To All the Boys: P.S. I Still Love You


This review is brought to you by Krissy Rechtlich


To All the Boys: P.S. I Still Love You

Director: Michael Fimognari

Writers: Sofia Alvarez and J. Mills Goodloe

Starring: Noah Centineo (the Netflix heartthrob) and Lana Condor

The Netflix heartthrob, Noah Centineo, is back reprising his role as Peter Kavinsky, picking up where he left off – hopelessly in love with Lara Jean Covey. However, things get a little complicated (again) after another recipient of Lara Jean’s letters comes back into the picture. To refresh your memory, in the first movie, To All the Boys I Loved Before, Lara Jean sends out five letters.
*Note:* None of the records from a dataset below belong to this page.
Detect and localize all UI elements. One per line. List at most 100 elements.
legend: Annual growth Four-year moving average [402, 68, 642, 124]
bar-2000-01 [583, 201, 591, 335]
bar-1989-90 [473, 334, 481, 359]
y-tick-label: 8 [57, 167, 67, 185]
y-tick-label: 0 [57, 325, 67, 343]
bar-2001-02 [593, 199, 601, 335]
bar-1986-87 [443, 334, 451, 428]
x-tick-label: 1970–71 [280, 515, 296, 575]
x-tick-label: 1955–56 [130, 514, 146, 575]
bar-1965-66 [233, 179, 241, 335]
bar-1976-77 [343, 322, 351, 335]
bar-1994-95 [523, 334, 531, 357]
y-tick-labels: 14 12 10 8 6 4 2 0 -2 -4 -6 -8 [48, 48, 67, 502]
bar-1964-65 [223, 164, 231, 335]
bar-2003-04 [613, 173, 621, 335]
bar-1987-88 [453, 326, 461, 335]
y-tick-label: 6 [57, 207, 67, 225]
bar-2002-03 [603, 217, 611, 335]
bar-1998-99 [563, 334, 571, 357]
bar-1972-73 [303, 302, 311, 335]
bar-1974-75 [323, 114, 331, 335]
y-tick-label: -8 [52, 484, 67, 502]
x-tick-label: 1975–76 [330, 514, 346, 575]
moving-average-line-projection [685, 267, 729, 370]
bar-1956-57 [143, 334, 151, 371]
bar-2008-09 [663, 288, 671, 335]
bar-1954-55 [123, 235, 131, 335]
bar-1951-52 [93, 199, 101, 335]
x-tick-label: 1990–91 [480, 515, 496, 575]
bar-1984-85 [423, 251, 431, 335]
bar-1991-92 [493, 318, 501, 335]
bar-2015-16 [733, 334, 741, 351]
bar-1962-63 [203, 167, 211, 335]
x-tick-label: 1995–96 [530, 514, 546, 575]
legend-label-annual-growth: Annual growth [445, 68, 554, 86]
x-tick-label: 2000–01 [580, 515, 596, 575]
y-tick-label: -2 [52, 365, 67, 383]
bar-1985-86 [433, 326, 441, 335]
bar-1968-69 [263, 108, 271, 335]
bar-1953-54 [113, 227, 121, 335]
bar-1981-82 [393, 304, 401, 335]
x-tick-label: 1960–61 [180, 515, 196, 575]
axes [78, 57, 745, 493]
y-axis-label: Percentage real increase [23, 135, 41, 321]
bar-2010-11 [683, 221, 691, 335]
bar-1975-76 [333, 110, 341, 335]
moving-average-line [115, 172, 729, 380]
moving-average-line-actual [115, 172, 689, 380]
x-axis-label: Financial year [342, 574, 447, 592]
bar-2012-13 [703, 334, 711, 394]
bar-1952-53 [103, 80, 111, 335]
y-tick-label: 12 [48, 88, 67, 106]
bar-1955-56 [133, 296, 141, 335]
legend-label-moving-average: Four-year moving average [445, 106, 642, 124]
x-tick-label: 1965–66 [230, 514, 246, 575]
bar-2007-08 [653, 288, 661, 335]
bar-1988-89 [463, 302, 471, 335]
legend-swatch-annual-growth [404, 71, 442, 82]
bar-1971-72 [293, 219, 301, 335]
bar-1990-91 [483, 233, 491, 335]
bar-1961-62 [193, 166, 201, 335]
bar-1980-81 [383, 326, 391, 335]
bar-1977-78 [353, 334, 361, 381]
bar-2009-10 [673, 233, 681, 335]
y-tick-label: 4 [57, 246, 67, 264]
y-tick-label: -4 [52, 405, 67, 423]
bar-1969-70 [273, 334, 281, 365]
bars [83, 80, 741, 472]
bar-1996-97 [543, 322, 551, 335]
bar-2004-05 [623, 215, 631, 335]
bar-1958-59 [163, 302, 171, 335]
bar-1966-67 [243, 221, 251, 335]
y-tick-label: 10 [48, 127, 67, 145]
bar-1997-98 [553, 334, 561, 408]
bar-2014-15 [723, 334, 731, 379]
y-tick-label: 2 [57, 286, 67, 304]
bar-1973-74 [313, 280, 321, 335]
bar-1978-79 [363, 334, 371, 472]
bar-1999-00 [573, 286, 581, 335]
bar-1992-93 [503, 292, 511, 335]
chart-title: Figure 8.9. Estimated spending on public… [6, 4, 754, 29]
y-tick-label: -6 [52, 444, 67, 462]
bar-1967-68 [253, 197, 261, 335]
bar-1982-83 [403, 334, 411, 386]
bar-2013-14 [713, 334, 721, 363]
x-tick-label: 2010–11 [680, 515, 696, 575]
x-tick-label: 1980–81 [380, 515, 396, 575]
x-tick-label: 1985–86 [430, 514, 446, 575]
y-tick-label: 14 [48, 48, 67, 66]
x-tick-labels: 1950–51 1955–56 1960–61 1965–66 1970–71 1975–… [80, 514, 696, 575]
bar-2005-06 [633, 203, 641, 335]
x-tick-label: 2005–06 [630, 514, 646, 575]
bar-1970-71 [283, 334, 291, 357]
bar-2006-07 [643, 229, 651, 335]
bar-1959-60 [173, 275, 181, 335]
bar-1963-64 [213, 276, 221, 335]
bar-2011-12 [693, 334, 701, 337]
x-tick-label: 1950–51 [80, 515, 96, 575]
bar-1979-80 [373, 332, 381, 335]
  1. Our very own Peter Kavinsky, of course.
  2. Her sister’s ex-boyfriend, Josh Sanderson.
  3. Lucas Krapf – the token gay best friend.
  4. Kenny Donati, whose letter had been returned for the wrong address.
  5. And, the new love interest: John Ambrose McClaren.

As charming and genuine as I thought this film to be, it violated a pet peeve of mine. Consistency. At the very end of the first movie, John Ambrose had already been cast as a young, blonde Caucasian boy that showed up on Lara Jean’s doorstep with her letter in hand and a smile on his face. In P.S. I Still Love You, John Ambrose had been re-cast as Pavel Piddocke. In this version, instead of showing up at her doorstep, the new John Ambrose sends a letter in the mail, responding to hers, and it takes Lara Jean completely by surprise.

This deliberate oversight aside, the film functions as a lesser but more modern and realistic version of Mean Girls. Our conflicted heroine, Lara Jean, battles her own jealousy and inferiority as she falls in love with what might be, in every way, her opposite and she must choose between who is right for her and who she is in love with. The moments that were meant to be dramatic paled in comparison to the first film; however, if you’re just looking for a cute film to watch on a snowy Sunday afternoon filled with attractive people – this would do fine.

Overall: 6/10.

Not the best Netflix film. But not the worst.